Nach dem Krieg schloss sich Preusker der FDP an und wurde 1947 Generalsekretär des FDP-Landesverbandes Hessen.
1949 wurde er Mitglied des ersten Deutschen Bundestages. 1953 wurde er im zweiten Kabinett von Bundeskanzler Konrad Adenauer zum Bundesminister für Wohnungsbau ernannt.
Aus Protest gegen die Regierungsbildung der nordrhein-westfälischen FDP mit der SPD trat er 1956 aus der FDP aus und wurde als Gründungsmitglied Vorsitzender der FVP. Sein Amt als Bundesminister behielt er aber bis 1957. Nachdem der FVP der politische Erfolg versagt blieb, wurde er 1960 Mitglied der CDU. Von 1958 bis 1960 bekleidete er dann das Amt des Vizepräsidenten des Deutschen Bundestages.
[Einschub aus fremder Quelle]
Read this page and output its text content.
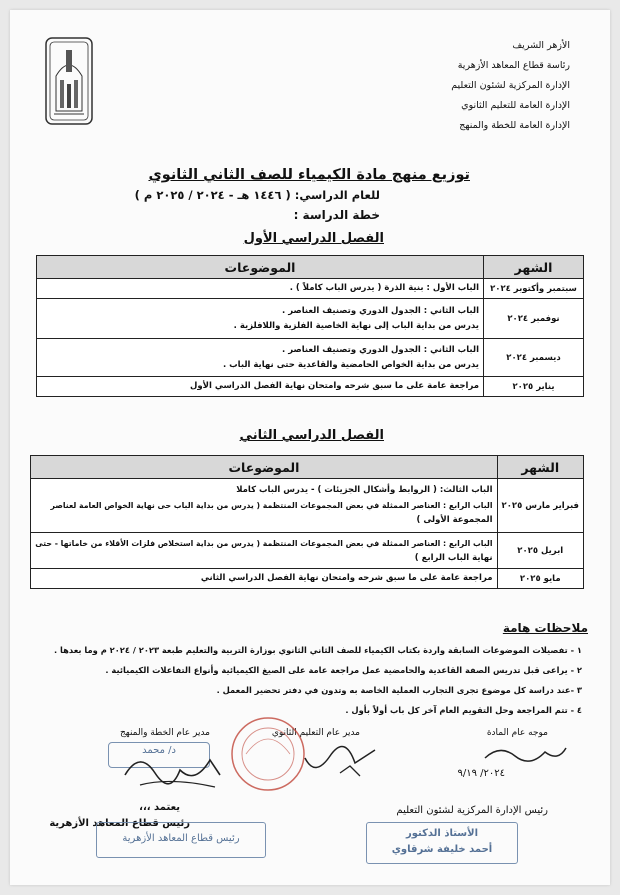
الأزهر الشريف
رئاسة قطاع المعاهد الأزهرية
الإدارة المركزية لشئون التعليم
الإدارة العامة للتعليم الثانوي
الإدارة العامة للخطة والمنهج
توزيع منهج مادة الكيمياء للصف الثاني الثانوي
للعام الدراسي: ( ١٤٤٦ هـ - ٢٠٢٤ / ٢٠٢٥ م )
خطة الدراسة :
الفصل الدراسي الأول
الشهر	الموضوعات
سبتمبر وأكتوبر ٢٠٢٤	الباب الأول : بنية الذرة ( يدرس الباب كاملاً ) .

نوفمبر ٢٠٢٤	الباب الثاني : الجدول الدوري وتصنيف العناصر .
يدرس من بداية الباب إلى نهاية الخاصية الفلزية واللافلزية .

ديسمبر ٢٠٢٤	الباب الثاني : الجدول الدوري وتصنيف العناصر .
يدرس من بداية الخواص الحامضية والقاعدية حتى نهاية الباب .

يناير ٢٠٢٥	مراجعة عامة على ما سبق شرحه وامتحان نهاية الفصل الدراسي الأول
الفصل الدراسي الثاني
الشهر	الموضوعات
فبراير مارس ٢٠٢٥	الباب الثالث: ( الروابط وأشكال الجزيئات ) - يدرس الباب كاملا
الباب الرابع : العناصر الممثلة في بعض المجموعات المنتظمة ( يدرس من بداية الباب حى نهاية الخواص العامة لعناصر
المجموعة الأولى )

ابريل ٢٠٢٥	الباب الرابع : العناصر الممثلة في بعض المجموعات المنتظمة ( يدرس من بداية استخلاص فلزات الأقلاء من خاماتها - حتى
نهاية الباب الرابع )

مايو ٢٠٢٥	مراجعة عامة على ما سبق شرحه وامتحان نهاية الفصل الدراسي الثاني
ملاحظات هامة
١ - تفصيلات الموضوعات السابقة واردة بكتاب الكيمياء للصف الثاني الثانوي بوزارة التربية والتعليم طبعة ٢٠٢٣ / ٢٠٢٤ م وما بعدها .
٢ - يراعى قبل تدريس الصفة القاعدية والحامضية عمل مراجعة عامة على الصيغ الكيميائية وأنواع التفاعلات الكيميائية .
٣ -عند دراسة كل موضوع تجرى التجارب العملية الخاصة به وتدون في دفتر تحضير المعمل .
٤ - تتم المراجعة وحل التقويم العام آخر كل باب أولاً بأول .
موجه عام المادة
مدير عام التعليم الثانوي
مدير عام الخطة والمنهج
د/ محمد
٢٠٢٤/ ٩/١٩
رئيس الإدارة المركزية لشئون التعليم
يعتمد ،،،
رئيس قطاع المعاهد الأزهرية
رئيس قطاع المعاهد الأزهرية	الأستاذ الدكتور
أحمد خليفة شرقاوي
Seit 1958 war er Gesellschafter des Bankhauses Hardy & Co. Von 1958 bis 1971 er auch Präsident des Zentralverbandes Deutscher Haus- und Grundeigentümer.
1961 schied er aus dem Bundestag aus und war dann von 1963 bis 1970 Mitinhaber des Bankhauses Preusker & Thelen in Bonn.
1970 wurde Preusker schließlich wieder Mitglied der FDP.